The research team, led by Joseph Takahashi, Ph.D., of University of Texas Southwestern Medical Center and the Howard Hughes Medical Institute, compared the sensitivities to cocaine and methamphetamine in C57BL/6J mice from The Jackson Laboratory and C57BL/6N mice from colonies raised at the National Institutes of Health, finding that 6N mice have lower response than the 6J ones.

Mapping the difference to a single quantitative trail locus (QTL) on chromosome 11, followed by whole-genome sequencing, led to the researchers' identification of a SNP in a gene known as Cyfip2, a highly conserved protein associated with fragile X-mental retardation protein (FMRP), part of a complex that is the most common cause of mental retardation in humans.

The researchers' methods demonstrate that the variations among some 20 C57BL/6 substrains can be used as a rich gene-finding resource. But these variations also highlight the issue of genetic quality control in mouse populations.

Jackson Laboratory founder Clarence Cook Little first developed the C57BL/6 mouse in 1921, and it is now the world's most widely used laboratory mouse strain. In 2002 an international consortium published the first genome of a laboratory mouse: that of a 6J mouse from The Jackson Laboratory.

Because of genetic drift over nearly a century, populations of 6J mice originally obtained from The Jackson Laboratory have developed into at least 20 substrains. Notable among them is the C57BL/6N substrain based on 6J mice that the National Institutes of Health first obtained in 1951. In the intervening decades, the genomes of the substrains have diverged.

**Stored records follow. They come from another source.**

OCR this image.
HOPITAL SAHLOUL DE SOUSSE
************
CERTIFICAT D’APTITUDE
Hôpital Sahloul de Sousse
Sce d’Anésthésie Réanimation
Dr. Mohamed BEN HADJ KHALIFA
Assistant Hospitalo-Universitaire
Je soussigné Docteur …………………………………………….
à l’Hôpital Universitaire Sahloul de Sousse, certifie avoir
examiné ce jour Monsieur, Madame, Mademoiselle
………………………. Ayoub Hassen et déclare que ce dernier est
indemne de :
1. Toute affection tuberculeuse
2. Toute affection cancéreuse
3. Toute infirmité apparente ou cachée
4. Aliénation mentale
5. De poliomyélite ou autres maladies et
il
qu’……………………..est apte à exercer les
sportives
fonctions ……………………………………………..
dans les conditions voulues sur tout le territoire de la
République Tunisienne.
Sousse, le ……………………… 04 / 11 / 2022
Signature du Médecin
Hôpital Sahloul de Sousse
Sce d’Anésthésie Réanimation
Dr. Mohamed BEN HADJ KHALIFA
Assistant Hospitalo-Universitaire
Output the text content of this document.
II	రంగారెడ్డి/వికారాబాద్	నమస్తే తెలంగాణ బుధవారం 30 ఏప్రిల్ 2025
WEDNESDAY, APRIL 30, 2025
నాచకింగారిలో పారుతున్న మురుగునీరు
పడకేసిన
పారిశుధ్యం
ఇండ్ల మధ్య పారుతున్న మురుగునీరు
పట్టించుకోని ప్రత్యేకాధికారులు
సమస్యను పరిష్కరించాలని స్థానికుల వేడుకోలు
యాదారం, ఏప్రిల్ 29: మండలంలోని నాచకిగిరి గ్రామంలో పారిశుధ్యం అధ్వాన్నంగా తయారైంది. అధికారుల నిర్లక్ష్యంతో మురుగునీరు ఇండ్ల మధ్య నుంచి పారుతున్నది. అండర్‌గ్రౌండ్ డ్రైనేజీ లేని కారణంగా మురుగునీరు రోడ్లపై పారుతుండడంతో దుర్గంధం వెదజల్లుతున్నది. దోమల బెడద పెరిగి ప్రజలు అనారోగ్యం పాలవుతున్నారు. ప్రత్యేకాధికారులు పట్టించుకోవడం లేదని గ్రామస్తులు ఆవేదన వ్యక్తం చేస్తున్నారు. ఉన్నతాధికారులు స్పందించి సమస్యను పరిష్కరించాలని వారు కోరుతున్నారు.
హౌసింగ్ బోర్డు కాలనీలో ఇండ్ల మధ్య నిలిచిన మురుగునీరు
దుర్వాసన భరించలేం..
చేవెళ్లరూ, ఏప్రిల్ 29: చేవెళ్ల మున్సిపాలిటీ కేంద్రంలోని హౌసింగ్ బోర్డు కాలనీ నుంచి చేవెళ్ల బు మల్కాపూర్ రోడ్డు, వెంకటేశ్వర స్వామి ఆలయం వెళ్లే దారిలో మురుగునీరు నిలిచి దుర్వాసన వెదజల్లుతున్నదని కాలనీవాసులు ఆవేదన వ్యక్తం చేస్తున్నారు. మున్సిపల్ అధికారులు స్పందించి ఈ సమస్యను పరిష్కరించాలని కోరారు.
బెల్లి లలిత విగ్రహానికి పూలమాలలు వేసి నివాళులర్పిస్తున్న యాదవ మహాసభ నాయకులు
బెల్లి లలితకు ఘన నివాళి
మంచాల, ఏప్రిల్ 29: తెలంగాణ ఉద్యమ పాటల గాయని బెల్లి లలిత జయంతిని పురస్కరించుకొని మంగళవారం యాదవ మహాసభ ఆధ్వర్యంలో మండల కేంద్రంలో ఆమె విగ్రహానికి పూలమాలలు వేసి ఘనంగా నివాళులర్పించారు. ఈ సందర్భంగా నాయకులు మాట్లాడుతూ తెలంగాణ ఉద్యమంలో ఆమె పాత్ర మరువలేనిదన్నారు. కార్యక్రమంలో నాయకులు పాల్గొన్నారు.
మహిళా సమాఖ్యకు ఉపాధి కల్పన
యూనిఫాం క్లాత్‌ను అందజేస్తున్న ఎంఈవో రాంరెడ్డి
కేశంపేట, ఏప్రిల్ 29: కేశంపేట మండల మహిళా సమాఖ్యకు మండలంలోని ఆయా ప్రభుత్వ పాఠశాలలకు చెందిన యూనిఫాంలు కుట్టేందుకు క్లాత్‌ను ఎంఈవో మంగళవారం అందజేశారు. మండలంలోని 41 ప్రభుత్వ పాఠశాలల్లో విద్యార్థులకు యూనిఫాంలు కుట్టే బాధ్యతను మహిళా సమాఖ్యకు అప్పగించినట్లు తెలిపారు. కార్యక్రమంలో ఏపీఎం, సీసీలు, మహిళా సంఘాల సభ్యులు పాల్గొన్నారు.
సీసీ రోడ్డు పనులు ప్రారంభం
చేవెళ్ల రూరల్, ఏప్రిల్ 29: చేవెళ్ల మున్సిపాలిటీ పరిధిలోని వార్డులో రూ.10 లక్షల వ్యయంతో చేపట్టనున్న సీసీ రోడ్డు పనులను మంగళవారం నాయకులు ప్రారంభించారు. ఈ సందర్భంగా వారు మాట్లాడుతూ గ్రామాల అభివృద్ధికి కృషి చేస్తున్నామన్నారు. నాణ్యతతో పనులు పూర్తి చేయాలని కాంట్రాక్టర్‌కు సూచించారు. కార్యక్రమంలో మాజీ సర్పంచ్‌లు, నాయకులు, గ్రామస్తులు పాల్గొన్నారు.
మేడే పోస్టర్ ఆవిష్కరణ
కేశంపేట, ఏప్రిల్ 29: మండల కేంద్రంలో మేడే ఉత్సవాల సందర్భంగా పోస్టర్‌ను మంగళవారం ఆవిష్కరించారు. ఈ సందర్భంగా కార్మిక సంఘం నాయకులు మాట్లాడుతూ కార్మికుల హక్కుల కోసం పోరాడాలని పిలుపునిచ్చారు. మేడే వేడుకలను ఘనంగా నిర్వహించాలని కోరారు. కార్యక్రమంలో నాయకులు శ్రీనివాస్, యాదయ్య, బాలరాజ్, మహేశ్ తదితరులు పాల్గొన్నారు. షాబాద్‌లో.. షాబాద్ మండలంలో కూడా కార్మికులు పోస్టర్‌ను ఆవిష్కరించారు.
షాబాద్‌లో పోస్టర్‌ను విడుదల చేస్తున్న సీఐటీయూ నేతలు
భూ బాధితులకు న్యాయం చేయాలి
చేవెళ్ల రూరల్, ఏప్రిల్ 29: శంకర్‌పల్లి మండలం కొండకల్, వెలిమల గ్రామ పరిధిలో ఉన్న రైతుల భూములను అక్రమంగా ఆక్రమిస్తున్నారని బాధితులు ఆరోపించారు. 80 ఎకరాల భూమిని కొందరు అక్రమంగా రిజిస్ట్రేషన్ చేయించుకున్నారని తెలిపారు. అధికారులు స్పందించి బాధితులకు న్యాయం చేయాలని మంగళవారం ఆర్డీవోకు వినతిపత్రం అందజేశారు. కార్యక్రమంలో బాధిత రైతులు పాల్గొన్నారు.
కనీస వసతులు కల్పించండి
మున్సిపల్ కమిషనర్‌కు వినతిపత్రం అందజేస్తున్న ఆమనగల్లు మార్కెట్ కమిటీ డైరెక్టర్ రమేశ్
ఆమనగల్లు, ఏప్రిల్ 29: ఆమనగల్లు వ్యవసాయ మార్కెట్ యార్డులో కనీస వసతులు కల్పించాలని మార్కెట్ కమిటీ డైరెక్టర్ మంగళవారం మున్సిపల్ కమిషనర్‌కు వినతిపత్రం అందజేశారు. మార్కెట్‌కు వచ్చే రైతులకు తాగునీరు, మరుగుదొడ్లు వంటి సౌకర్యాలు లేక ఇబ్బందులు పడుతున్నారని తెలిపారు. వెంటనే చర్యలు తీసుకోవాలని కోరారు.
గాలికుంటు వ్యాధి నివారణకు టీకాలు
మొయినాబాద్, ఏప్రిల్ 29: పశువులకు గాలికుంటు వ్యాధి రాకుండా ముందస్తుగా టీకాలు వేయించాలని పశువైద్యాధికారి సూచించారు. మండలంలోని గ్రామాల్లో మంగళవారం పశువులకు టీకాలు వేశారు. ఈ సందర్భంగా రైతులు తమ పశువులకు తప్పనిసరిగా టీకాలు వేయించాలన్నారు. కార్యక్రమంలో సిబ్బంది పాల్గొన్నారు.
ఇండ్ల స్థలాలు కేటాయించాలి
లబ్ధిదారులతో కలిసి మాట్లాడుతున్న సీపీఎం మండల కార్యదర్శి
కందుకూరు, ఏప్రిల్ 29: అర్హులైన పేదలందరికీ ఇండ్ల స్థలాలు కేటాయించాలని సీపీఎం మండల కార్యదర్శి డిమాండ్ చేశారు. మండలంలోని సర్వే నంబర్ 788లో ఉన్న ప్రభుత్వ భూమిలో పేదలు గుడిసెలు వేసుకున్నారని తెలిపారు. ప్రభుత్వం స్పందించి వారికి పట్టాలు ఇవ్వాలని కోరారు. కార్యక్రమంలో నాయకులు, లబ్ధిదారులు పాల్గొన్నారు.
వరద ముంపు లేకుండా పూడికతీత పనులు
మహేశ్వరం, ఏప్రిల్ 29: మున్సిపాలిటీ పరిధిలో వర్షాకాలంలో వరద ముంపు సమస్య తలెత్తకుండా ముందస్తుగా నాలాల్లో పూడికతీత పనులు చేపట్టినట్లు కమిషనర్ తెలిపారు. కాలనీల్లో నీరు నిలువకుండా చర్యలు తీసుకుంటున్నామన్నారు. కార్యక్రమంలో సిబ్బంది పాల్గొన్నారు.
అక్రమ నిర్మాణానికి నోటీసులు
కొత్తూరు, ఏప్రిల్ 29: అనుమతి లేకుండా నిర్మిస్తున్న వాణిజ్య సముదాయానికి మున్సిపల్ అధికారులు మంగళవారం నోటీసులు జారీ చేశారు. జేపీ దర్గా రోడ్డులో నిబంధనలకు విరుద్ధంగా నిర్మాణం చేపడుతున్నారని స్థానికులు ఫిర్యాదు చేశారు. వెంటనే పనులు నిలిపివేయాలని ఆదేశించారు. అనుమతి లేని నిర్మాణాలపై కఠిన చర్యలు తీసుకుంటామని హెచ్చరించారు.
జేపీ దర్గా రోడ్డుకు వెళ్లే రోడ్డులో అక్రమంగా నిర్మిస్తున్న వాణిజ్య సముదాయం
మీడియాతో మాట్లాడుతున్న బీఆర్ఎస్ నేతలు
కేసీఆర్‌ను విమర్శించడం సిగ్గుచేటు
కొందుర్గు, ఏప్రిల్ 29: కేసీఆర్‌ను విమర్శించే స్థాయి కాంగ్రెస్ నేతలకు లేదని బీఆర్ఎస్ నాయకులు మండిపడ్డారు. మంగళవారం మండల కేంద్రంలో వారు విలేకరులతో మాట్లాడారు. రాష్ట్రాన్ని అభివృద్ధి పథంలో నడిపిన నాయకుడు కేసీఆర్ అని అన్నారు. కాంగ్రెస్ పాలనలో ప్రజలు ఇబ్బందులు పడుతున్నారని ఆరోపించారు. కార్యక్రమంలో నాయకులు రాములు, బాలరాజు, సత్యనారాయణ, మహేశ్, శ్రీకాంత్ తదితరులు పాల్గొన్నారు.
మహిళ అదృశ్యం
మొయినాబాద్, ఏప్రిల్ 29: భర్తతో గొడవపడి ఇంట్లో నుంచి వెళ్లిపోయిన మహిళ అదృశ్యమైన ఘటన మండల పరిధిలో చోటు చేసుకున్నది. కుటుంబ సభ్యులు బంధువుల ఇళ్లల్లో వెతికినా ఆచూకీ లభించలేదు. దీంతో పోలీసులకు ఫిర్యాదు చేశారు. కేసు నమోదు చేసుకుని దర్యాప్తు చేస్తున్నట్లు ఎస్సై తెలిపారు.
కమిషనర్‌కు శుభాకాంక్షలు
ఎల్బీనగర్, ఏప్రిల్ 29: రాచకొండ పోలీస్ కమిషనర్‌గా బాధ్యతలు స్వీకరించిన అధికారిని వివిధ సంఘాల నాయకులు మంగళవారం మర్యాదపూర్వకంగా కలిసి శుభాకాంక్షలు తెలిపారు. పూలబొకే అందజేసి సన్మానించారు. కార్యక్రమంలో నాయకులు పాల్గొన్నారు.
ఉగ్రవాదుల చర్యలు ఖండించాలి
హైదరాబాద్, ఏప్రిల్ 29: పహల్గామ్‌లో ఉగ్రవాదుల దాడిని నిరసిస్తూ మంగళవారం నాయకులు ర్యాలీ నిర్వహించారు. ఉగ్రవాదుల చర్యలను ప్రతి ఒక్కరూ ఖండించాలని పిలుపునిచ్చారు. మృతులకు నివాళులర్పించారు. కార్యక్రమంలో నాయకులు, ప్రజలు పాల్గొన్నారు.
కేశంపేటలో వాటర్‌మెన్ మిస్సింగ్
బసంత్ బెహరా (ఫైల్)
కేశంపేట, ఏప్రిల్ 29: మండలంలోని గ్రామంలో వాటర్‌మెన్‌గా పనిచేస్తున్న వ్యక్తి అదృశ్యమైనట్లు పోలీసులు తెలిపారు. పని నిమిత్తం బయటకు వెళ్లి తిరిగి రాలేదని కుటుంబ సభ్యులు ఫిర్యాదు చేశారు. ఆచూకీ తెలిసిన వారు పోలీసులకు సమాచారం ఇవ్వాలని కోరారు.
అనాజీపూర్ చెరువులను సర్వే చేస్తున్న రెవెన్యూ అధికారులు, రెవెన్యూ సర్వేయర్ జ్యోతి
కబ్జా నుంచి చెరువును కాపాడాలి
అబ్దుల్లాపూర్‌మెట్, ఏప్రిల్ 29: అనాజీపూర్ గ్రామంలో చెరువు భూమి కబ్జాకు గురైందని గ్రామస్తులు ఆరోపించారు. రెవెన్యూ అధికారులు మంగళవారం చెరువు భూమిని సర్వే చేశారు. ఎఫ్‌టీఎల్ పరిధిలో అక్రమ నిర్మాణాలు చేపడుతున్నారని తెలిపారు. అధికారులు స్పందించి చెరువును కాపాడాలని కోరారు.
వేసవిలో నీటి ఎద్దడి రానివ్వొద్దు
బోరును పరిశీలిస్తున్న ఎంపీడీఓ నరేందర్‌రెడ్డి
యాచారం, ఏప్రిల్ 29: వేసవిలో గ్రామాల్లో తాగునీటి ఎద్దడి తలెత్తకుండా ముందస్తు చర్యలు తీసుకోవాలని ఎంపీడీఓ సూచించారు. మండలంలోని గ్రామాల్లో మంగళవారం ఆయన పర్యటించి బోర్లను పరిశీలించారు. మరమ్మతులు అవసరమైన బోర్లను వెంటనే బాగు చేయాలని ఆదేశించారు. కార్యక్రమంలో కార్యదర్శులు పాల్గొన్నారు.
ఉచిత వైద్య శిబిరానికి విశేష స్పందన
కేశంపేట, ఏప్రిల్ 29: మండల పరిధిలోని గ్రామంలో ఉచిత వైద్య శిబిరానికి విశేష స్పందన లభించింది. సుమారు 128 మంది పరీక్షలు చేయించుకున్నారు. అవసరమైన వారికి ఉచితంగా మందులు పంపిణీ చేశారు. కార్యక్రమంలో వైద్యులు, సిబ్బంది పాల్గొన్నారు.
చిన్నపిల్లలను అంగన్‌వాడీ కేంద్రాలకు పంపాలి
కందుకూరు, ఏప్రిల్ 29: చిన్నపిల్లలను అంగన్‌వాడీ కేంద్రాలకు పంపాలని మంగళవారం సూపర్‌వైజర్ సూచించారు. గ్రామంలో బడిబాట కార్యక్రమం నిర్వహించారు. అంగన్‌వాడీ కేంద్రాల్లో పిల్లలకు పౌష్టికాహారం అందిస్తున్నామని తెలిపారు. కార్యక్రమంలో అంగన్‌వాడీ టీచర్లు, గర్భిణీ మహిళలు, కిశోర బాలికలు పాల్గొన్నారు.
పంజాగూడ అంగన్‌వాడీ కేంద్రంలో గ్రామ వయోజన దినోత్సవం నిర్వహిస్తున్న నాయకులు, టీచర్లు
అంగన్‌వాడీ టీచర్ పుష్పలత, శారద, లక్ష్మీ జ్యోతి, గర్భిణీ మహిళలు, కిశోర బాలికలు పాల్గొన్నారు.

"This means that researchers should be very cautious when comparing behavioral data from studies using 6J and 6N strains," Churchill says. "They are clearly not interchangeable."

To address the issue of genetic drift, The Jackson Laboratory uses a genetic quality control program for its most widely used inbred strains, including C57BL/6J. Every five generations, the Laboratory "refreshes" its production colonies by raising mice from cryopreserved 6J embryos, preventing spontaneous mutations from altering the 6J line.